Liu Yang, Zhang Ji-zeng, Wang Su-min, Fu Yu, Zhang Zong-de
Department of Molecular Biology, Beijing Tuberculosis and Thoracic Tumor Research Institute, Beijing 101149, China.
Zhonghua Jie He He Hu Xi Za Zhi. 2010 Jul;33(7):500-4.
To study the relationship between cAMP response element binding protein (CREB) and the interferon-γ (IFN-γ) proximal promoter in patients with tuberculosis.
CD₃(+) T cells were isolated from 25 pulmonary tuberculosis patients, who had been treated in Beijing Chest Hospital from January to December 2007, and 18 PPD-positive healthy donors. After extraction of nuclear proteins, electrophoretic mobility shift assay (EMSA) was performed to determine nuclear protein binding to the IFN-γ proximal promoter in vitro, and the specificity of binding complex was tested by competitive EMSA. Chromatin immunoprecipitation (ChIP) with anti-CREB Ab was used to determine whether CREB binded to the IFN-γ proximal promoter in vivo in live T cells exposed to microbial Ags. Western blotting with anti-CREB Ab was performed to compare the expression level of CREB in tuberculosis patients and PPD-positive healthy donors. Western blotting with Abs specific for serine 133-phosphorylated CREB was performed to determine whether M.tuberculosis Ags elicited phosphorylation of CREB.
The results of EMSA showed a low-mobility complex binding to the IFN-γ promoter, and the binding pattern observed was similar for T cells from all 18 PPD-positive healthy donors. However, for T cells from 18 of 25 tuberculosis patients, the low-mobility complex was absent. The results of competitive EMSA showed that these nuclear proteins specifically bound to the IFN-γ promoter region and contained CREB. The results of ChIP showed a 204 bp band yielded in CD₃(+) T cells from 10 PPD-positive healthy donors, but 12 tuberculosis patients didn't yield the band.
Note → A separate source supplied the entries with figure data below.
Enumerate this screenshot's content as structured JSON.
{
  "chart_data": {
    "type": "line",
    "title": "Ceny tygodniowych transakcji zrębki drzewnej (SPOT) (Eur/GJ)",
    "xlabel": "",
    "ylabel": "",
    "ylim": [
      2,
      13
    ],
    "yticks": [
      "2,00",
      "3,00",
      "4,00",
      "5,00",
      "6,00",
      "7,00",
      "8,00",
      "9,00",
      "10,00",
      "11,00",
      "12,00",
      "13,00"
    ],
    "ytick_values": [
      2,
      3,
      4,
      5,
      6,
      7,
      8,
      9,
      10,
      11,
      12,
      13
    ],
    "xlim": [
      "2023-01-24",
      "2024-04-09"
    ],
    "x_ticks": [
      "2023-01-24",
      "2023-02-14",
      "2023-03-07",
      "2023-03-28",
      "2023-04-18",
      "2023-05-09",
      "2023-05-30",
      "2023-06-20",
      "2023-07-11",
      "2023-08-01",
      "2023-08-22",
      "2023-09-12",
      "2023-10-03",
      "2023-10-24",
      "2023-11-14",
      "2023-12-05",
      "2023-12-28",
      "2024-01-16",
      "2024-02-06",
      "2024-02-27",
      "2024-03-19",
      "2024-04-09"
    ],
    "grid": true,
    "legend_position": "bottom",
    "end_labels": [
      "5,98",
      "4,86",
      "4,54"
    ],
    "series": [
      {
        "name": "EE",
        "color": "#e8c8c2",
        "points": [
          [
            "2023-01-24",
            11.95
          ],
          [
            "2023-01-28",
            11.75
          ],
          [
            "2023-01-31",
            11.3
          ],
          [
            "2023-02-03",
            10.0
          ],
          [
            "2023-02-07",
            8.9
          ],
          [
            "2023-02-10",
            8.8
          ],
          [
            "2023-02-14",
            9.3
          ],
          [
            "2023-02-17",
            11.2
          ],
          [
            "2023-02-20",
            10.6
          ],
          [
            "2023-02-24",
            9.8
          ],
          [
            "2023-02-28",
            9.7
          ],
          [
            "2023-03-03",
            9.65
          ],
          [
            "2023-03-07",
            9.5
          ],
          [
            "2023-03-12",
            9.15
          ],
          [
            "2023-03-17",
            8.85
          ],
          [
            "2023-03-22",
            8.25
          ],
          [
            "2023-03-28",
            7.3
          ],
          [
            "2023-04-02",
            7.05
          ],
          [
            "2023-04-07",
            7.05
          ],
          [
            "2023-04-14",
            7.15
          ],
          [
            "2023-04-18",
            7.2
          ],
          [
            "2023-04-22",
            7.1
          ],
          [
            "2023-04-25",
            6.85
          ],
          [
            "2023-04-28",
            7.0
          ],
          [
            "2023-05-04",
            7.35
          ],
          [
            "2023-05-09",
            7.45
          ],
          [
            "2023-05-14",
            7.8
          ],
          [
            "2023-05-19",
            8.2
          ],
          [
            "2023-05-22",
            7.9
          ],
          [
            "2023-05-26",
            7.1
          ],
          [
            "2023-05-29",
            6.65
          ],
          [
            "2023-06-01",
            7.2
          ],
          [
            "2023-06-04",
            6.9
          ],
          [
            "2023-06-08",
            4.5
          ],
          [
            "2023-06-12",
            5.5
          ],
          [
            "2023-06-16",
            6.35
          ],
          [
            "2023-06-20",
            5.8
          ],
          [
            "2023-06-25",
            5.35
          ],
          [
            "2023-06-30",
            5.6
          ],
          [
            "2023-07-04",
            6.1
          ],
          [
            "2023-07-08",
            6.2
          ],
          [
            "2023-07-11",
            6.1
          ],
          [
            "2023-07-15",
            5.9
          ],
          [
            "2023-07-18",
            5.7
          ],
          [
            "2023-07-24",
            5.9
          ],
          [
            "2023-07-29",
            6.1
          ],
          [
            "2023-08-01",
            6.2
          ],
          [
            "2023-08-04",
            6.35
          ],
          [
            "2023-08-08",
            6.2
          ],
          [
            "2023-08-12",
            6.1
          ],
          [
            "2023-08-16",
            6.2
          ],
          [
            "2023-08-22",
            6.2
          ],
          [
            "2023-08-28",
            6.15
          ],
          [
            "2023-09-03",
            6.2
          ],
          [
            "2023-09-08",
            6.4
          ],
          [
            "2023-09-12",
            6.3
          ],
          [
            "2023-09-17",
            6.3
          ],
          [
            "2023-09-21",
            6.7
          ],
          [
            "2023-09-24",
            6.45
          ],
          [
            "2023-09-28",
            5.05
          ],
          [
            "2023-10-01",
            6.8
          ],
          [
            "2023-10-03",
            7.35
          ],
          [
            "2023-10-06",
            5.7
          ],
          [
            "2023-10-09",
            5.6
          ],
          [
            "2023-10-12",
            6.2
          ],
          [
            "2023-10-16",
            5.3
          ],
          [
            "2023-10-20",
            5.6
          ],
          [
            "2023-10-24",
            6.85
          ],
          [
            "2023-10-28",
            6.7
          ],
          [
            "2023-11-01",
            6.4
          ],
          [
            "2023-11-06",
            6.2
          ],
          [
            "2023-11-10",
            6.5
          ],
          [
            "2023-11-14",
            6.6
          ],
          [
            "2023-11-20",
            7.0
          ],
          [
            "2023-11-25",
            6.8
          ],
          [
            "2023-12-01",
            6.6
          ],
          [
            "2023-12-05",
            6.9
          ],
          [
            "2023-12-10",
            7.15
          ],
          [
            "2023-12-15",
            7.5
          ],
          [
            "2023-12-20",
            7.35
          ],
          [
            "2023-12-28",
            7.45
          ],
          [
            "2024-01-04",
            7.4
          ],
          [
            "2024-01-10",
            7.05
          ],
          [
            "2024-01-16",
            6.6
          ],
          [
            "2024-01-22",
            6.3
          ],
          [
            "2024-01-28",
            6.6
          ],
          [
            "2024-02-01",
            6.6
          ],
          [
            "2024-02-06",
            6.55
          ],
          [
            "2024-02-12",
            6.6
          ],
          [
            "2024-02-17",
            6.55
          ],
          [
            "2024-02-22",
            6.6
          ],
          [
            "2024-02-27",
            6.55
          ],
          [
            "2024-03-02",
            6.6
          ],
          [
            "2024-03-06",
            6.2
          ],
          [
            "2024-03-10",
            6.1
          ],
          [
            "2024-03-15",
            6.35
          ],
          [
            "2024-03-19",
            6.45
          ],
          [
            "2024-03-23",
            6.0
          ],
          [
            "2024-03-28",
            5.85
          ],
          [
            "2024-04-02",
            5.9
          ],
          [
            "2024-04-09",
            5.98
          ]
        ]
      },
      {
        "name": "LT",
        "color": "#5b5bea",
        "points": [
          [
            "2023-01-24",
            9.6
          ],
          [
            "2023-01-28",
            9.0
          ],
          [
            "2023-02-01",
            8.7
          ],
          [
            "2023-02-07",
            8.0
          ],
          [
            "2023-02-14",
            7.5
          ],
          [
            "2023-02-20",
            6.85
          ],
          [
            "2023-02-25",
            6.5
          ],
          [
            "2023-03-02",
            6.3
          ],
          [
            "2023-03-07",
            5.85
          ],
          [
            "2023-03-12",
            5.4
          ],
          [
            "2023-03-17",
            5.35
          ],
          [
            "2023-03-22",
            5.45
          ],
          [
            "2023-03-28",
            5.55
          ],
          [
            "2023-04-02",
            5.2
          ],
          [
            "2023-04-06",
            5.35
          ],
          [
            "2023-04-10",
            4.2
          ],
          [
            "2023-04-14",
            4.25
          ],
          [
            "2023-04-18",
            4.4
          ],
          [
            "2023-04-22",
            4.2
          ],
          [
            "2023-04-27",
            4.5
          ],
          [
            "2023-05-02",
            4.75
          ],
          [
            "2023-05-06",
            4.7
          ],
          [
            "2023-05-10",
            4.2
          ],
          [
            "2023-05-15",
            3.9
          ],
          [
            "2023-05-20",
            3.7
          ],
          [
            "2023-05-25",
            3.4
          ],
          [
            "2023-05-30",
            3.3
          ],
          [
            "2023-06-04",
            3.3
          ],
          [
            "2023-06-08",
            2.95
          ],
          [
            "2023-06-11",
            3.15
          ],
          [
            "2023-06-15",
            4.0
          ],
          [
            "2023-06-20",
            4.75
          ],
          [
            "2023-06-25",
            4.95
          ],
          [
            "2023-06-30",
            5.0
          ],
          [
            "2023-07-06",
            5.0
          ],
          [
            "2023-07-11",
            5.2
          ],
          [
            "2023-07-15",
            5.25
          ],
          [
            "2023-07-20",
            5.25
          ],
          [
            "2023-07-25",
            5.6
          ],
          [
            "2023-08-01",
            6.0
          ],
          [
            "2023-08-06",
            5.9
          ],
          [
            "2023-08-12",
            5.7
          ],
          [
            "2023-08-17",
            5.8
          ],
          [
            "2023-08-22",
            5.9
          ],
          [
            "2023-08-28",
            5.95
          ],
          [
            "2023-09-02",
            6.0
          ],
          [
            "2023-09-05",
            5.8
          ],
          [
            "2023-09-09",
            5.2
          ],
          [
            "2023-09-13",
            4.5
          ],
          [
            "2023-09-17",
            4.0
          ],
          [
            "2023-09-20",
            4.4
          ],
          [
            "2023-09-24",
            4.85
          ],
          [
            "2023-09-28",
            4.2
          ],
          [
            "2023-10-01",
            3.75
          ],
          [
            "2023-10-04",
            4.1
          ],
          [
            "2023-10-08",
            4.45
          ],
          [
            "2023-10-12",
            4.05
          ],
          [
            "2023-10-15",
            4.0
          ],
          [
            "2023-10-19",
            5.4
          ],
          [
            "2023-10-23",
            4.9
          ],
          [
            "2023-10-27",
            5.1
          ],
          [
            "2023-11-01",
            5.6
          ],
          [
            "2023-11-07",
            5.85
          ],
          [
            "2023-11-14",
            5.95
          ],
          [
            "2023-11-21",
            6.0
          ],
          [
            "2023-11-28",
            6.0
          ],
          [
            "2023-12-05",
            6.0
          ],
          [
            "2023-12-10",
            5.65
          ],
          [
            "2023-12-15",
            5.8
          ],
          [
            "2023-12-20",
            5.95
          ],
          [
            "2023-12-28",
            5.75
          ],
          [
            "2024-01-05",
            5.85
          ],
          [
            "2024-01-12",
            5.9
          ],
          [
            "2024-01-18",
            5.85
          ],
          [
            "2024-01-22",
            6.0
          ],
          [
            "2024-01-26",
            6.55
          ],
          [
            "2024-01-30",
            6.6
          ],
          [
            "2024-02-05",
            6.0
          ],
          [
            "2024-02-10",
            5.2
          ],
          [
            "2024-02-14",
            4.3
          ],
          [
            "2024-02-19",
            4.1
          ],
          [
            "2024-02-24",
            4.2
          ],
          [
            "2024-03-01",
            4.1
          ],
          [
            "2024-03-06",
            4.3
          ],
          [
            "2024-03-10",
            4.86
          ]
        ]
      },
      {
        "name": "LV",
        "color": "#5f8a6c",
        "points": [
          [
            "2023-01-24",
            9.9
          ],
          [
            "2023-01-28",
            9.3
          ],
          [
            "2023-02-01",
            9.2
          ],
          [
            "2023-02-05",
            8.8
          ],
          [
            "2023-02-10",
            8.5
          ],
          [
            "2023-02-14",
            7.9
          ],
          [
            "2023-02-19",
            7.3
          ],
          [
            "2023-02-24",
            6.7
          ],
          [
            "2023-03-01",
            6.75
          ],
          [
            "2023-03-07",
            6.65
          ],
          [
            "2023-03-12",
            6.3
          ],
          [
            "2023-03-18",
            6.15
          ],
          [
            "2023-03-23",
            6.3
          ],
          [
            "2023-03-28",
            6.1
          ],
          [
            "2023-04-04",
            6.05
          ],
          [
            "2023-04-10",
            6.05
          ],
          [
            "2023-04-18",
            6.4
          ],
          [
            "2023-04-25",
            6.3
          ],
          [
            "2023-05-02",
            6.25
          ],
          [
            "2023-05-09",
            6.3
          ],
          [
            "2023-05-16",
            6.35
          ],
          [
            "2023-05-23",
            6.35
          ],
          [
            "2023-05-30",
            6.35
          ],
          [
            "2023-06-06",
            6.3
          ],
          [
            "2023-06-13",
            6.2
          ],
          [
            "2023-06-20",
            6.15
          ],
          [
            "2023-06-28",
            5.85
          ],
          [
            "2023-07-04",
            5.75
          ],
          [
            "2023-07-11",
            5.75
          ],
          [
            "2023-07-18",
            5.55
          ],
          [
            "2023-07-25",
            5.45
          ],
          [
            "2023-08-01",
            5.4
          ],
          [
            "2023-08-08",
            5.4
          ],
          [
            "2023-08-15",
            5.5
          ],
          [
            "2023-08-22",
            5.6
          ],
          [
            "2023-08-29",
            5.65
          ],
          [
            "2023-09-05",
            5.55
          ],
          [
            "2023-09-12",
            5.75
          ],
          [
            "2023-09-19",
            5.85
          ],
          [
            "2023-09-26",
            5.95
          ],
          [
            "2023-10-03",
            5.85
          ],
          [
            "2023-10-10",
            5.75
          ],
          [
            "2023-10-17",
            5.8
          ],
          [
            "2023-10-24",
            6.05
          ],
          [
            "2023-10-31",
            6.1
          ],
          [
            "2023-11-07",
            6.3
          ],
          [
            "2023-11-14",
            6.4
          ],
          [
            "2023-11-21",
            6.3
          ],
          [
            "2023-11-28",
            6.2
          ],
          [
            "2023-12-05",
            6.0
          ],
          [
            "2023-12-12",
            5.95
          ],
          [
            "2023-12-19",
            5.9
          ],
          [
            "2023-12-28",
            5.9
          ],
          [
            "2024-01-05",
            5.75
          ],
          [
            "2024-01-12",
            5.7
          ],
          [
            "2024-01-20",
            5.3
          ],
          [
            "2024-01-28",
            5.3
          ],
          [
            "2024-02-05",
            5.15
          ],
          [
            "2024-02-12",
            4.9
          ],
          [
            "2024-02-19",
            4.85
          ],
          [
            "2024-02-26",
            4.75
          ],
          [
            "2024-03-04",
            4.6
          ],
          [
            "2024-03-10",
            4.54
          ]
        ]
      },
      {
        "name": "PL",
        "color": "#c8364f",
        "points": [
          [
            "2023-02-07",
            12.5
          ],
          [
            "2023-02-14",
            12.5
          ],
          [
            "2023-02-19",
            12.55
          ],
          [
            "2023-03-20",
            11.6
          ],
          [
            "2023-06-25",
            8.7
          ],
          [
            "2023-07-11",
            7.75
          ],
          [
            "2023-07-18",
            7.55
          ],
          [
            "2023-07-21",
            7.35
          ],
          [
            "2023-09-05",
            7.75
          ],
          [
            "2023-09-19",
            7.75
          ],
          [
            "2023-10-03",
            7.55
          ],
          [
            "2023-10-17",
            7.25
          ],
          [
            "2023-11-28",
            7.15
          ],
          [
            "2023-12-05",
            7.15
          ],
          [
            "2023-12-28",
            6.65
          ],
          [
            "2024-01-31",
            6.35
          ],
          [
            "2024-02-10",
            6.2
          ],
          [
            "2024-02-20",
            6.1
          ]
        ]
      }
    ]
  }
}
CREB expression markedly decreased in tuberculosis patients compared with healthy donors detected by Western blotting. Furthermore, M. tuberculosis Ags also elicited phosphorylation of CREB in CD₃(+) T cells from PPD-positive healthy donors, but not in CD₃(+) T cells from tuberculosis patients.
CREB protein binding to IFN-γ proximal promoter was reduced in tuberculosis patients compared with healthy donors. Tuberculosis patients had diminished CREB protein levels, and reduced ability of binding to the IFN-γ promoter.
研究结核病患者中环磷酸腺苷反应元件结合蛋白(CREB)与干扰素-γ(IFN-γ)近端启动子之间的关系。
从2007年1月至12月在北京胸科医院接受治疗的25例肺结核患者以及18例结核菌素纯蛋白衍生物(PPD)阳性健康供者中分离CD₃(+) T细胞。提取核蛋白后,进行电泳迁移率变动分析(EMSA)以体外确定核蛋白与IFN-γ近端启动子的结合情况,并通过竞争性EMSA检测结合复合物的特异性。使用抗CREB抗体进行染色质免疫沉淀(ChIP),以确定在暴露于微生物抗原的活T细胞中CREB在体内是否与IFN-γ近端启动子结合。使用抗CREB抗体进行蛋白质免疫印迹法,以比较结核病患者和PPD阳性健康供者中CREB的表达水平。使用针对丝氨酸133磷酸化CREB的抗体进行蛋白质免疫印迹法,以确定结核分枝杆菌抗原是否引发CREB的磷酸化。
EMSA结果显示存在一种与IFN-γ启动子结合的低迁移率复合物,并且在所有18例PPD阳性健康供者的T细胞中观察到的结合模式相似。然而,在25例结核病患者中的18例患者的T细胞中,未观察到低迁移率复合物。竞争性EMSA结果显示,这些核蛋白特异性结合至IFN-γ启动子区域并含有CREB。ChIP结果显示,10例PPD阳性健康供者的CD₃(+) T细胞中产生了一条204 bp的条带,但12例结核病患者未产生该条带。蛋白质免疫印迹法检测显示,与健康供者相比,结核病患者中CREB表达明显降低。此外,结核分枝杆菌抗原也在PPD阳性健康供者的CD₃(+) T细胞中引发了CREB的磷酸化,但在结核病患者的CD₃(+) T细胞中未引发。
与健康供者相比,结核病患者中CREB蛋白与IFN-γ近端启动子的结合减少。结核病患者的CREB蛋白水平降低,且与IFN-γ启动子的结合能力下降。